8/15: Jam, Hold Your Head Up Jam, Jam, Jam
8/17: Flatbed Truck Jam
The two best sets of Summer 1996 were unannounced and played in the dark for only a few hundred lucky and dedicated fans. Sometime around 9 p.m. on 8/15, as thousands of cars winded their way into Plattsburgh Air Force Base and parked on the runway, Phish soundchecked to an empty field in the middle of the small municipality their organization had built from scratch for the weekend. Two nights later, the quartet would ride on the back of a flatbed truck at 3 a.m., creeping through the campground and playing Pied Piper to a crowd of insomniac wooks.
These two completely improvised and predominantly instrumental sets would contain the most experimental music Phish played all summer, as well as all the foreshadowing of the late 90s a Phish historian could ask for. That’s a remarkable contrast with the actual shows Phish played for paying audiences in Europe and the U.S. over the last six weeks, which have been troublingly safe and regressive. It’s a fascinating case study for a question that has always itched at the back of my mind: Are Phish actually a better band behind closed doors than what we are privileged to see in person?
That’s a thought that’s probably occurred to many a Phish fan ever since the first soundcheck was recorded and leaked. The band always seems to be 1000% looser in their nightly tech rehearsal, giddy from getting off their tour bus and feeling no pressure to satisfy anyone but themselves. In the early 90s, that usually meant weird covers that would never see an official performance, as well as the occasional elusive bustout they were withholding from public view. But in the late 90s, these sessions would drift closer to true band practice, featuring the improvisational exercises the band often cited in interviews and some of their purest playing, unspoiled by conforming to the boundaries of “songs.”
As you can tell from the setlist up top, the Clifford Ball soundcheck is one of the latter. Apart from a brief flirtation with Argent’s most famous hit/Fishman’s least favorite song, there’s no attempt at rehearsing specific songs, no practicing the Theme From the Bottom bridge or whatever. There’s a technical checklist to go through; when the video starts, the stage is full of crew members adjusting sound and lighting equipment and cameramen getting ready to document the Clifford Ball proper. But Phish plays long past the point where further tweaking is needed, until it’s just the four of them jamming for friends and family dancing in the field spotlights while Trey shouts out various food vendors in Ball Square (“That’s Mr. Sausage to you.”).

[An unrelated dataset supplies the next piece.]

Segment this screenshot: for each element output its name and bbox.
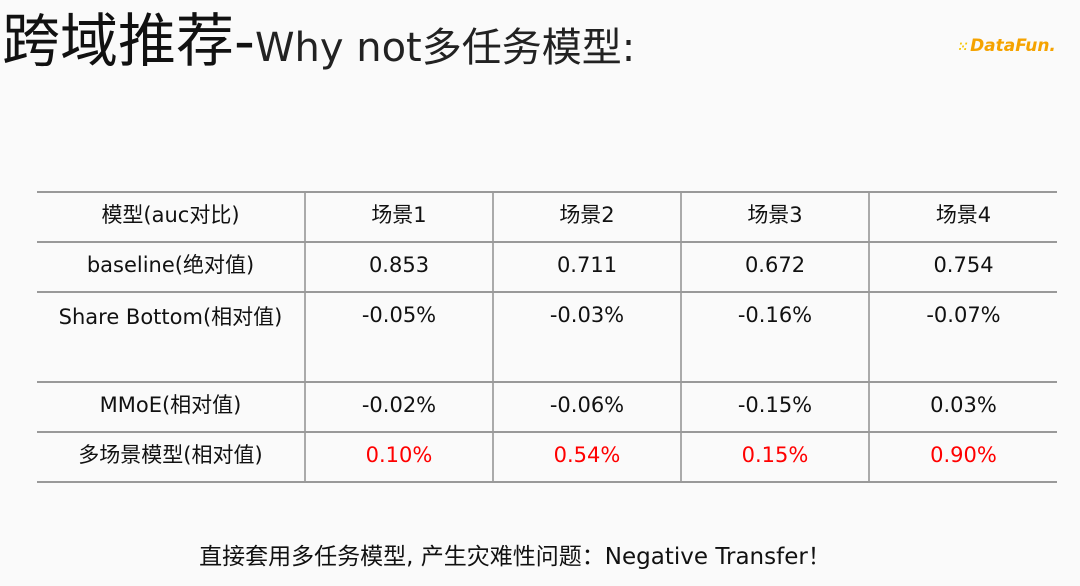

But even if they were just noodling until Paul got the levels right, the music is sublime. There’s an effortless full-band communication that sounds far more democratic than the typical Trey-conducted jams of the time, the leadership baton passed from member to member with hardly a glance. There’s no obvious “hey hole” style exercises, but every time someone proposes a new melodic idea it is pounced upon by the rest of the band, with the confidence of four people who have been playing together for over a decade. In fact, it might almost be too telepathic — there’s a fascinating conversation starting around 11:15 where Trey lightly complains about the rest of the band imitating his riffs. “It’s become like a thing that we do...as soon I heard you guys doing that, I ran away from it,” Trey observes, ever tinkering.
It all builds up to the “Mr. Sausage” jam which, as ludicrous as it might sound, is the closest thing to 1997 Phish I’ve heard all summer. Over a repeated gnarly riff and some wah guitar, Trey advertises concessions and Ball Radio and paraphrases “Theme From Shaft” while Page merrily Theremins over the top. They’re clearly just goofing around, but in doing so they’re playing in a completely different style than they’ve brought to the stage in 1996, their lack of inhibition creating a minimal, hypnotic dance party that they wouldn’t attempt to recreate in front of an audience until the next calendar year.
The Flatbed Jam, which Trey describes in typical hyperbolic fashion as “possibly the highest moment in our career” in the Clifford Ball documentary, might be less musically satisfying, but the circumstances more than make up for it. Casting the mold for what would become the traditional late-night “surprise set” at every Phish festival thereafter, the Flatbed Jam is a charmingly low-budget production, the truck decorated with Christmas lights and tiki torches like a fraternity backyard and ushered by security horses. The music they play is perfectly dreamy, stripped of effects but still ambient, woven spirals of notes from Trey, Page, and Mike over an all-cymbal rhythm from Fish.
What these two sets share is an openness that Phish hadn’t found a way to work into their day job, at this point. There may have been longform improvisations played before a live audience in Fall 94 and Summer 95, but those experiments feel much more contrived, head-strong, and confrontational than these ego-less, fluid full band voyages. The Gordian knot that Phish would attempt to solve in the next few years would be how to bring the magic of these hidden moments to the main stage, porting that feeling of playing for themselves in the dark over to playing for tens of thousands under bright, bright lights. For now, that translation is as elusive and frustrating as the final moments of the Flatbed Jam, where the truck speeds up into the night while the fanbase runs futilely after, just out of reach.